Under current D.C. regulations, the vehicles uberX intends to use – “small and mid-size cars and eco-friendly vehicles” – are only allowed under the taxi class of vehicles, not the sedan-class, which is how the company intends to register them. “The licensing and document requirements [will] be exactly the same on uberX as for UberBlack,” Uber said in its email. (UberBlack refers to the company’s black sedans which the D.C. Council determined can operate largely unregulated.)
“It would be allowing a taxi-[like] vehicle essentially to run unregulated against… a taxi that is regulated. That simply doesn’t make sense to me,” Linton told TheFightBack. “They’ve had no conversation with us. I don’t know what they’re trying to do. I’m simply telling you that under the regulations, the vehicles that I’ve seen listed that they propose to introduce as uberX with L tags, are not eligible for L tags,” Linton said.
Allowing uberX vehicles to operate as unregulated quasi-taxis is “going to put cab drivers out of business,” said Stanley Tapscott, a veteran cab driver and member of the D.C. Taxicab Commission. While the city is mandating cabbies pay for the significant costs associated with the Modern Taximeter System, Uber isn’t burdened with these expenses, said Tapscott.

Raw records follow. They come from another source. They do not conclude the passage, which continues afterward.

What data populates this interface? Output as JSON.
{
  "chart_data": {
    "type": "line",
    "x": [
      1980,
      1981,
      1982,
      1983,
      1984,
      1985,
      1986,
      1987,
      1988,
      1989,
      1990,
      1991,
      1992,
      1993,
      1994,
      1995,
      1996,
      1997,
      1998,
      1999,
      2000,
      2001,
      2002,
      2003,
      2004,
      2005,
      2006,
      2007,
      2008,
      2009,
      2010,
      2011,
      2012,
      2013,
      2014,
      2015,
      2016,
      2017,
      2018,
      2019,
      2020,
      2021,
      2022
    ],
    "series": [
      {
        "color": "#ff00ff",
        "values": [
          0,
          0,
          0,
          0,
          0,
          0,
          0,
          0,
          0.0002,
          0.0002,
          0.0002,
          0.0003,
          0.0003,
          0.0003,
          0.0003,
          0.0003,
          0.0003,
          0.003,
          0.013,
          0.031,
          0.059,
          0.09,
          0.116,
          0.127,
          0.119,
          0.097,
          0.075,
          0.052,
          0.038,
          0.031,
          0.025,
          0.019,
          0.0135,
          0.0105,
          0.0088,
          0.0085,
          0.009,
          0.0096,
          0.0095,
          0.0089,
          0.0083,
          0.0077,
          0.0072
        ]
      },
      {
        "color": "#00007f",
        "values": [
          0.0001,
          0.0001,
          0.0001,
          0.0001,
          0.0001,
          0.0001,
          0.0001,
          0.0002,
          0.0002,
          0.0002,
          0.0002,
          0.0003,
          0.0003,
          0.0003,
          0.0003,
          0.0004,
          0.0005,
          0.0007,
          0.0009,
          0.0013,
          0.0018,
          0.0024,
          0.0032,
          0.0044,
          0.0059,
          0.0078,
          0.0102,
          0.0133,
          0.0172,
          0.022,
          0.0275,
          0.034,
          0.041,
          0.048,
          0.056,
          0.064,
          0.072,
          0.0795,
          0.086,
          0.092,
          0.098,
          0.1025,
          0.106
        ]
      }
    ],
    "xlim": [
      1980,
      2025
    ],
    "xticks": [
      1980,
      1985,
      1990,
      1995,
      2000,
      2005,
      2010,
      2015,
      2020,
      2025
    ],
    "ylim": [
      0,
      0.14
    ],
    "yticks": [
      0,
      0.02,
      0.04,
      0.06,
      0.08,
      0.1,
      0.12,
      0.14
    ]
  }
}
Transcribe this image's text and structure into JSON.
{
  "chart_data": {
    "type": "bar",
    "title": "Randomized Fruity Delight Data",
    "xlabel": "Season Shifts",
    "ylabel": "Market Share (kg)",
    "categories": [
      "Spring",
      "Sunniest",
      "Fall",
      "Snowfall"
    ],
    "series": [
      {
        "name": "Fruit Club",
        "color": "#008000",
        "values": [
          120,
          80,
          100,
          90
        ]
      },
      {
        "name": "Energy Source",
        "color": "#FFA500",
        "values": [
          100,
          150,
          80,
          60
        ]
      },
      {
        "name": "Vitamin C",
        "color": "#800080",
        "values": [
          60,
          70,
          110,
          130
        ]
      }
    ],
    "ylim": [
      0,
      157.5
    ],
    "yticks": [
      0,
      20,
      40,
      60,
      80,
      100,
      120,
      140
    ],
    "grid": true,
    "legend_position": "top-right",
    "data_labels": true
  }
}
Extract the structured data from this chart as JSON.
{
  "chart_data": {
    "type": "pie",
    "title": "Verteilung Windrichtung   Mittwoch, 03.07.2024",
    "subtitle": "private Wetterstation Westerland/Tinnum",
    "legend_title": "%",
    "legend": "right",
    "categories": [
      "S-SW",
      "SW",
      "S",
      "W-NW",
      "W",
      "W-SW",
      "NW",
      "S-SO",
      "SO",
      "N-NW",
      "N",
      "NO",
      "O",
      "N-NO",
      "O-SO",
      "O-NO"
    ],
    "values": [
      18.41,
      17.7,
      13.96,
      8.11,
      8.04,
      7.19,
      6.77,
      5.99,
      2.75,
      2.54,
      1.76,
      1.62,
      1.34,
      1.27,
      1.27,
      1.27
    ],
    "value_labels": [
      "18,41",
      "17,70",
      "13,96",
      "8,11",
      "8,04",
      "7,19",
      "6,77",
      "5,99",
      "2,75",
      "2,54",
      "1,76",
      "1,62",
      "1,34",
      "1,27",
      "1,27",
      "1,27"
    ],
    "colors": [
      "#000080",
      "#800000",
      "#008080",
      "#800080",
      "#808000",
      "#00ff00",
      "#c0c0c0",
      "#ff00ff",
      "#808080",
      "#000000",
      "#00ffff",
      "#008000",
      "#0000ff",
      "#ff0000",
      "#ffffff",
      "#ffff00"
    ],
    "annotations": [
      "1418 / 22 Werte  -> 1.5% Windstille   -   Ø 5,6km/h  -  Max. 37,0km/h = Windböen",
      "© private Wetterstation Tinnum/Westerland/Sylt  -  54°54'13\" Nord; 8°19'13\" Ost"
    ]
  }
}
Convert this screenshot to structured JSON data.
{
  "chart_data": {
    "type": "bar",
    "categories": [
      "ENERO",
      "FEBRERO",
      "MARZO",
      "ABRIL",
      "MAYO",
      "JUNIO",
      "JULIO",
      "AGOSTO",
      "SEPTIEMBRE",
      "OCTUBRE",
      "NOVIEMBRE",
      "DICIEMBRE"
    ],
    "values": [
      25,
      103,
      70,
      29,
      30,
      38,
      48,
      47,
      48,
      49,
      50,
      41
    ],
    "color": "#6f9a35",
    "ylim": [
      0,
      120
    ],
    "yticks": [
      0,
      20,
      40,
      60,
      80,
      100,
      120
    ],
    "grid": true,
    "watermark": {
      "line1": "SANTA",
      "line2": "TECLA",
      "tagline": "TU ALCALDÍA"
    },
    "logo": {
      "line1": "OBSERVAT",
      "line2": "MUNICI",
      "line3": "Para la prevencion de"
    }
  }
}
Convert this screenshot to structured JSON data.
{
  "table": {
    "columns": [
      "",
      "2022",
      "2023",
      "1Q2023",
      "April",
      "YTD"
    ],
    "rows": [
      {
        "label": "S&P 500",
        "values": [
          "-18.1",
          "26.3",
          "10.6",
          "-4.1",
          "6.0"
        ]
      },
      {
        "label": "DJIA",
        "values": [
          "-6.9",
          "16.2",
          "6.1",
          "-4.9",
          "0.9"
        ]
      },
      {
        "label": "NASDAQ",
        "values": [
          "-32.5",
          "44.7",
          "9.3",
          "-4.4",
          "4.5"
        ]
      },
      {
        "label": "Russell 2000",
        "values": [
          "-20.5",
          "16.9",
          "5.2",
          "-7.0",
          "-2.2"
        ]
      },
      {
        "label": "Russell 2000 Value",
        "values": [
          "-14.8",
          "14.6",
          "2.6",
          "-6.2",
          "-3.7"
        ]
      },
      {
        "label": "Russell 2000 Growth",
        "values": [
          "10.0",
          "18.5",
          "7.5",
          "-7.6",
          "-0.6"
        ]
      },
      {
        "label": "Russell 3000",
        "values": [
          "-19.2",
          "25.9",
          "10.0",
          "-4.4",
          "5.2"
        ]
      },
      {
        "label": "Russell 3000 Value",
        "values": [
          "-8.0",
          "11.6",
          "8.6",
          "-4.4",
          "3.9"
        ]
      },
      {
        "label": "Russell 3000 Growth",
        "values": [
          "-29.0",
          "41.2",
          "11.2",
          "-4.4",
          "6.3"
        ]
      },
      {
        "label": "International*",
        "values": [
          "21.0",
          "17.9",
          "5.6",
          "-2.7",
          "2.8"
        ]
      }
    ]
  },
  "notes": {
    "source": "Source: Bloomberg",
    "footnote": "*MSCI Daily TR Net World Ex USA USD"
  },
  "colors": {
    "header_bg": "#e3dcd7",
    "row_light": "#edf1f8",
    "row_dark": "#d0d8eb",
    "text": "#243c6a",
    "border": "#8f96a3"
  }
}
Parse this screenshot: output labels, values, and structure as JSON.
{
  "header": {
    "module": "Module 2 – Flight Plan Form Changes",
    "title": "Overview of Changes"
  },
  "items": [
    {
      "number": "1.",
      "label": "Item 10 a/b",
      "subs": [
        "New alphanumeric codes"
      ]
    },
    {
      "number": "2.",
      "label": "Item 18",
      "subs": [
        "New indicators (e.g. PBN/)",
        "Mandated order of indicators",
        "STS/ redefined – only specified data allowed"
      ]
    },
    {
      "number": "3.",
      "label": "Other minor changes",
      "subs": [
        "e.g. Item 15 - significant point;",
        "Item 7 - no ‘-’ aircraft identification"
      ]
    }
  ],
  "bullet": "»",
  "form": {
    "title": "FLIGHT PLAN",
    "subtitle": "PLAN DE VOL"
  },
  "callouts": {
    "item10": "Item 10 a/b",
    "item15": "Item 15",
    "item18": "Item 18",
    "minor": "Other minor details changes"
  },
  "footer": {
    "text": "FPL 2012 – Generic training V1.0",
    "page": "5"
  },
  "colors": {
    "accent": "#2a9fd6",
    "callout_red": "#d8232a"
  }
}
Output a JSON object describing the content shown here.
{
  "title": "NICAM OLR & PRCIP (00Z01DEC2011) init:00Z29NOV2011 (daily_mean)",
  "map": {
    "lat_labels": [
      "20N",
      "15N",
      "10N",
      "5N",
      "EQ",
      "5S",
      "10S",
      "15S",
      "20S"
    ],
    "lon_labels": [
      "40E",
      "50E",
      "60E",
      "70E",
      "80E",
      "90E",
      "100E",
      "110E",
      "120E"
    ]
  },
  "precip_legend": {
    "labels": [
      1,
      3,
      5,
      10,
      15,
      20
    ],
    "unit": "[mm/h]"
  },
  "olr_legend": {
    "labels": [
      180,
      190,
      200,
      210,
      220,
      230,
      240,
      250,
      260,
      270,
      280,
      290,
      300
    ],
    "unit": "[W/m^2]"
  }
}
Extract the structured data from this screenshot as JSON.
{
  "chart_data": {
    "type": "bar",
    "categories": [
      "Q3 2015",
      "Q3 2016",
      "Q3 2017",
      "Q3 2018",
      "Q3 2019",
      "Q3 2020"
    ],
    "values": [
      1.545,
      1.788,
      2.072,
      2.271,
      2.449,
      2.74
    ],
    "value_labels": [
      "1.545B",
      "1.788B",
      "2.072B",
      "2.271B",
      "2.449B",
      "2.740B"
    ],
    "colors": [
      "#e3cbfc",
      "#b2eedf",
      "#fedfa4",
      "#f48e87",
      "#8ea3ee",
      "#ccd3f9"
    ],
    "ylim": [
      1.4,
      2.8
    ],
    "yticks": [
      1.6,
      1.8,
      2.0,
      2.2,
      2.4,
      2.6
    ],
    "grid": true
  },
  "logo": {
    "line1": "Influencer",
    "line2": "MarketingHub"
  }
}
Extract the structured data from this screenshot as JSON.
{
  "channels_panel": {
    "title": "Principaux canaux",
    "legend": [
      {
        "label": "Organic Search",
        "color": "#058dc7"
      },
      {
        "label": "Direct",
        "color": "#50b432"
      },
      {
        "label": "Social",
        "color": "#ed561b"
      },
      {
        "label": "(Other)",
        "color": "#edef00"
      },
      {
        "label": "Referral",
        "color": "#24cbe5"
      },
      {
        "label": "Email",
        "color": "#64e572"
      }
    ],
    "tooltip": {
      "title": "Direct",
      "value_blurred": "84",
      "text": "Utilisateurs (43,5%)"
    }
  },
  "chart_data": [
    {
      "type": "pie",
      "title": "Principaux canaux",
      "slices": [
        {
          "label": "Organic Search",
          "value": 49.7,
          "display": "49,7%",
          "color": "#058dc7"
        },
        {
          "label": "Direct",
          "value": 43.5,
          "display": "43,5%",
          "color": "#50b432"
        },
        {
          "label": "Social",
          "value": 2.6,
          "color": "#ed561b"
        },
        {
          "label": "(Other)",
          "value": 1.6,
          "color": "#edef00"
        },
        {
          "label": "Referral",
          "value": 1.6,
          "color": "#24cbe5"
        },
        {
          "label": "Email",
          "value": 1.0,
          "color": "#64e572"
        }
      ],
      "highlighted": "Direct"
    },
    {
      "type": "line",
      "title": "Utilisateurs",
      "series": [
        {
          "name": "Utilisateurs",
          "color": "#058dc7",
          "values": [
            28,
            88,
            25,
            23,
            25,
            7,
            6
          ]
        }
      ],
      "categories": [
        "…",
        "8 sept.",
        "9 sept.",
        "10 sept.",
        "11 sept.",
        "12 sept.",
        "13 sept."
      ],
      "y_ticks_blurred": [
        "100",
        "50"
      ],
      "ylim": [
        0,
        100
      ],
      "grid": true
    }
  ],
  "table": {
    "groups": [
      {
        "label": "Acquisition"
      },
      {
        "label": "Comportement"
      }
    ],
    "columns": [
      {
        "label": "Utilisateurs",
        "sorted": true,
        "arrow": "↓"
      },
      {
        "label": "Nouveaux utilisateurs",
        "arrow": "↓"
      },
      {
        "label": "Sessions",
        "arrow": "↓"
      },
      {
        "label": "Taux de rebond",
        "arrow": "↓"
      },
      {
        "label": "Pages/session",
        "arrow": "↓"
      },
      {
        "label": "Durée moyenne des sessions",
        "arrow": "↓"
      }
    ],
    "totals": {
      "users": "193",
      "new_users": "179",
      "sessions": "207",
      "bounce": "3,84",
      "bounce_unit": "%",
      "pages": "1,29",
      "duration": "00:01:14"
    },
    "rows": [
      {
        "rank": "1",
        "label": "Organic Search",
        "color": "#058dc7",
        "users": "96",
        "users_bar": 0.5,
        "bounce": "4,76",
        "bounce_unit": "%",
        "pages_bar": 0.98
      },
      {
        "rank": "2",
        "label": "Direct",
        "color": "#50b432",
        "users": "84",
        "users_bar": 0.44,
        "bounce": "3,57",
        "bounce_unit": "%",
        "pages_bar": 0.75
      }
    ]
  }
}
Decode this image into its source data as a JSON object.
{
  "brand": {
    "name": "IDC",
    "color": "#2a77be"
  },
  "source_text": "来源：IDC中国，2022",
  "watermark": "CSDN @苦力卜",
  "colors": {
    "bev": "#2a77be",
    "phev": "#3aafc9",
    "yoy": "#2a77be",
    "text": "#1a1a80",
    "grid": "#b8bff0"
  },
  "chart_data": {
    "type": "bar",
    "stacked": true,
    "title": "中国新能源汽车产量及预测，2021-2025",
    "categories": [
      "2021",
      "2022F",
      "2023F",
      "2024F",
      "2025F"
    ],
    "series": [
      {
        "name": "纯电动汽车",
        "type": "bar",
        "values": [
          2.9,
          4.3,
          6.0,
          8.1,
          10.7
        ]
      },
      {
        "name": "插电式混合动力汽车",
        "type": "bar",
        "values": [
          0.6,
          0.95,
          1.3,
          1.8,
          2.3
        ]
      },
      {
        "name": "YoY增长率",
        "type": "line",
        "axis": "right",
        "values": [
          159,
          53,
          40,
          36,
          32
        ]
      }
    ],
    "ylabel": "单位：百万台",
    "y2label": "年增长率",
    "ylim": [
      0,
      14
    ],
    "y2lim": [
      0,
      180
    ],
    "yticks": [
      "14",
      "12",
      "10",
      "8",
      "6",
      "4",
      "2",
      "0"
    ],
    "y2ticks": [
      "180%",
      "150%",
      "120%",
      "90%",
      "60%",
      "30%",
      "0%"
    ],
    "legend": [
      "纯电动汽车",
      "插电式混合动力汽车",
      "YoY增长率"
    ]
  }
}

Uber didn’t respond to TheFightBack’s request for comment. In the company’s email to the local cabbie it says the pricing for uberX is still being worked out, “However, we expect rates to be about 30% below UberBlack. This is in line with uberX rates in other cities such as Atlanta & Chicago.”
This isn’t the first time Uber has been at odds with the D.C. Taxicab Commission. Most recently, Uber objected to having to fully participate in the Modern Taximeter System and the company successfully lobbied the City Administrator’s office to pressure the commission to have the regulations changed. Uber CEO Travis Kalanick also bumped heads with D.C. council members last year when the council debated whether the company’s black sedans should be regulated.
* This piece was edited slightly since its initial posting.